Re: Transactions involving multiple postgres foreign servers - Mailing list pgsql-hackers

From Ashutosh Bapat
Subject Re: Transactions involving multiple postgres foreign servers
Date
Msg-id CAFjFpRdFzqxH4p5du1yQQ_JAVkPVN=y1Gf+iBodUgLD6TevtnQ@mail.gmail.com
Whole thread Raw
In response to Re: Transactions involving multiple postgres foreign servers  (Ashutosh Bapat <ashutosh.bapat@enterprisedb.com>)
List pgsql-hackers
Added to 2015-06 commitfest to attract some reviews and comments.

On Tue, Feb 17, 2015 at 2:56 PM, Ashutosh Bapat <ashutosh.bapat@enterprisedb.com> wrote:
Hi All,

Here are the steps and infrastructure for achieving atomic commits across multiple foreign servers. I have tried to address most of the concerns raised in this mail thread before. Let me know, if I have left something. Attached is a WIP patch implementing the same for postgres_fdw. I have tried to make it FDW-independent.

A. Steps during transaction processing
------------------------------------------------

1. When an FDW connects to a foreign server and starts a transaction, it registers that server with a boolean flag indicating whether that server is capable of participating in a two phase commit.

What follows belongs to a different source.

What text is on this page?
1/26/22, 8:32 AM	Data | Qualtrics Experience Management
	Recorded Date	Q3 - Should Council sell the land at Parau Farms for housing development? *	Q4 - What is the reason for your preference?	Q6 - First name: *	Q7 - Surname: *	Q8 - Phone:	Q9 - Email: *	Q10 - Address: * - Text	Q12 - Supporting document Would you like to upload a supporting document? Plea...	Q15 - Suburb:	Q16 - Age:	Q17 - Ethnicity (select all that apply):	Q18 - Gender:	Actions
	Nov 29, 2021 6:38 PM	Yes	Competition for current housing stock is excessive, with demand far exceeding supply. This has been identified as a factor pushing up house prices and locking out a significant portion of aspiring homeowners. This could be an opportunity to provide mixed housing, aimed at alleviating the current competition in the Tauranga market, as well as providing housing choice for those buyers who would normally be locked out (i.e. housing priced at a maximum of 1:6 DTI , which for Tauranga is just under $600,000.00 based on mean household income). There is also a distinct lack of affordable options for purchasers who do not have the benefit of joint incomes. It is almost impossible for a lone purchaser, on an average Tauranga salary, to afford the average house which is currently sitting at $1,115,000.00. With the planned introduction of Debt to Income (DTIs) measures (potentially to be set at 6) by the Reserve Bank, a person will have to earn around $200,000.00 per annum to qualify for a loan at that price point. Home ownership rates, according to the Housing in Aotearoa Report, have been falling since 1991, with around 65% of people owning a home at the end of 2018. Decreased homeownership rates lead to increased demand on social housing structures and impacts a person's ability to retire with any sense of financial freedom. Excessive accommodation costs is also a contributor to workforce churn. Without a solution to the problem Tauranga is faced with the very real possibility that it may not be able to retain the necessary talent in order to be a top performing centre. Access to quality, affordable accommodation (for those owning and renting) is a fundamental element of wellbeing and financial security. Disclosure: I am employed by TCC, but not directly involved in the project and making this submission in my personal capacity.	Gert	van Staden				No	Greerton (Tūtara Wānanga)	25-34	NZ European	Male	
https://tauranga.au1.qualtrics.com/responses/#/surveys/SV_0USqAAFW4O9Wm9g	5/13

In the patch this is implemented using function RegisterXactForeignServer(), which raises an error, thus aborting the transaction, if there is at least one foreign server incapable of 2PC in a multiserver transaction. This error thrown as early as possible. If all the foreign servers involved in the transaction are capable of 2PC, the function just updates the information. As of now, in the patch the function is in the form of a stub.

Whether a foreign server is capable of 2PC, can be
a. FDW level decision e.g. file_fdw as of now, is incapable of 2PC but it can build the capabilities which can be used for all the servers using file_fdw
b. a decision based on server version type etc. thus FDW can decide that by looking at the server properties for each server
c. a user decision where the FDW can allow a user to specify it in the form of CREATE/ALTER SERVER option. Implemented in the patch.

For a transaction involving only a single foreign server, the current code remains unaltered as two phase commit is not needed. Rest of the discussion pertains to a transaction involving more than one foreign servers.
At the commit or abort time, the FDW receives call backs with the appropriate events. FDW then takes following actions on each event.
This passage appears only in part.